普段着きもの暮らしの達人、国民的有名人、長谷川町子さんの漫画「サザエさん」の磯野波平!

会社へはスーツで出勤、家に帰ればきもので寛ぐ。

休日はきもので盆栽弄りや囲碁や俳句に没頭、ゴルフやハイキングへは英国紳士宜しく洋服で、また家に帰ればきものに着替え…

なかなかにこだわりの、波平流きもの暮らし。
きものと洋服の利点を生かし、巧みに使い分けていますね。

生まれた時からきもの暮らし、きものを着慣れた明治生まれならではの、肩肘張らない気軽なきもの暮らしですね。

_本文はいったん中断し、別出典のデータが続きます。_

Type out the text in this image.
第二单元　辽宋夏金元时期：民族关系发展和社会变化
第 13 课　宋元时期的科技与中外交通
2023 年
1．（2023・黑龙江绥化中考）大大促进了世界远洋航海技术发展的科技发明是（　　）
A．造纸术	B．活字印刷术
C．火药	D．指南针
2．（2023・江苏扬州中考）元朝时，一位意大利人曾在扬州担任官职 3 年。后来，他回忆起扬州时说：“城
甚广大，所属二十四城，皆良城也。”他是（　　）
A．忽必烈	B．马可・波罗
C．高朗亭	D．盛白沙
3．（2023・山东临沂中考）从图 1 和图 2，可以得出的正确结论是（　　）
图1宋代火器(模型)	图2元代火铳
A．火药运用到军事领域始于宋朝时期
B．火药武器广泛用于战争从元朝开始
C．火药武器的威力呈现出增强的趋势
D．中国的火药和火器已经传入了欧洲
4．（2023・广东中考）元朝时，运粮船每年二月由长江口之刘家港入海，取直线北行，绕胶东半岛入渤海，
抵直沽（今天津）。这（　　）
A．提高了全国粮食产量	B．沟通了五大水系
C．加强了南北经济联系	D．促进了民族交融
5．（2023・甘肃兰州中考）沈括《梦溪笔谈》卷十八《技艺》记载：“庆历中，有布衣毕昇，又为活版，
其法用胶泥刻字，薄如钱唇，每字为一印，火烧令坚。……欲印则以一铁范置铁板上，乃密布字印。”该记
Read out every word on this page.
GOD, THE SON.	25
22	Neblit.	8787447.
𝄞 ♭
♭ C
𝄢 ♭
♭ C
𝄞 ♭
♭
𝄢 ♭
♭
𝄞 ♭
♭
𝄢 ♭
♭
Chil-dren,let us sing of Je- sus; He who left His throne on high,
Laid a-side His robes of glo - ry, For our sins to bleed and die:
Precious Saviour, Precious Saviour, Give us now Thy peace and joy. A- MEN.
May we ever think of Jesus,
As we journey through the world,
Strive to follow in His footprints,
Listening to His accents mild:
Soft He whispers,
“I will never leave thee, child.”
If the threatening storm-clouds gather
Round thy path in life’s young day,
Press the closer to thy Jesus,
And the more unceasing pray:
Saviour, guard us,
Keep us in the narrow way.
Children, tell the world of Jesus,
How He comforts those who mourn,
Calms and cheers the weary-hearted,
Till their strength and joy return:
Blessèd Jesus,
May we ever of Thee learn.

ここは一つ、普段着きものの極意を、達人磯野波平のきもの暮らしから学んでしまいましょう!

なんだ!漫画じゃないか!

と侮る事無かれ。
磯野波平は戦後〜高度経済成長時代の、典型的な日本の頑固親父像として、なかなか現実的な描かれ方をしています。

また、長谷川町子さんの漫画は、実に細かい描写がされていて、当時の人々の暮らしの知恵がしっかり描かれていたりします。
有名なところで、意地悪婆さんの襟に巻いた手拭い等、芸の細かい描写は秀逸ですね。

では、磯野波平流普段着きもの暮らしの極意其の壱!

きものの下はラクダの上下で襦袢無し。
帯は伊達締か兵児帯、羽織は共紐。
素足に下駄履き。

これが波平の基本形。
兎に角、気軽で楽な格好ですね。日曜大工の時等は尻端折り。気取らず飾らず、本当に普段着のきものですね。

この緩〜い姿で家族と共に晩酌夕飯。
ホッとする一時ですね。

では、磯野波平流普段着きもの暮らしの極意其の弐!

ちょっとした散歩や買い物程度は、基本形のまま。
家族を連れての外出も、帯が兵児帯に変わってるように見える程度。
そうです。きもので外出と云っても、基本形のままなのです。

これですよ。この気軽さですよ。
着流しでの外出も多く、足袋は寒ければ履く暑ければ履かない、履き物は殆ど下駄履き。
襦袢も寒ければ着る、といった具合。
羽織も殆ど共紐の茶羽織。
因みに銭湯へ行く時には、黒い掛け衿の丹前です。

いやあ、昨今きもので外出なんて云うと、やたら肩に力入ったようなきもの姿の人が多いですが、波平のきもの姿は本当に肩肘張らない自然な姿で、ホッとしますね。

波平以外の往来を行く人々のきもの姿も、年配の方は波平と似た姿が多いです。
兵児帯の結び目が、微妙に長く垂れ下がっている ように見えます。当時の流行りなんでしょうか?
裕福そうな恰幅の良い旦那は、房付きの羽織紐だったり、大学生は袴を着けた書生姿だったり、当時の風潮が細かく描かれていたりしますよ。

では、磯野波平流普段着きもの暮らしの極意其の参!

決める時は決める!
黒五つ紋付羽織!

これですよ。抑える所はシッカリ抑えてますよ。
お正月や趣味の俳句等、改まった席では、紋付羽織で決めてます。

と云っても、所謂黒紋付袴一式、では無く、何時もとちょっと違うきもの(説明が難しいのですが、何時もの縞や絣では無い、しかし黒無地では無い。)に黒紋付羽織を羽織って袴無しです。
この格好の時は、襦袢も着てますし、羽織紐も房付きです。

流石に明治生まれの頑固親父ですね。
家族と流行りの映画へ、なんて時にも、何時もの基本形のまま気楽に出掛けるのに、お正月なんて、家にデンと構えて、親族と挨拶しカルタに興じて、祝い酒を呑むだけなのに、キッチリ黒紋付ですよ。
人前で洒落る事よりも、礼節を重んじるきもの選び。

こうしたうるさ型の頑固親父が居ればこそ、子供たちも道徳心が育まれるのですよ。
日本の頑固親父の安心感、安定感、こんな頑固親父が居れば日本の未来も安泰だ!いやあホッとしますよね!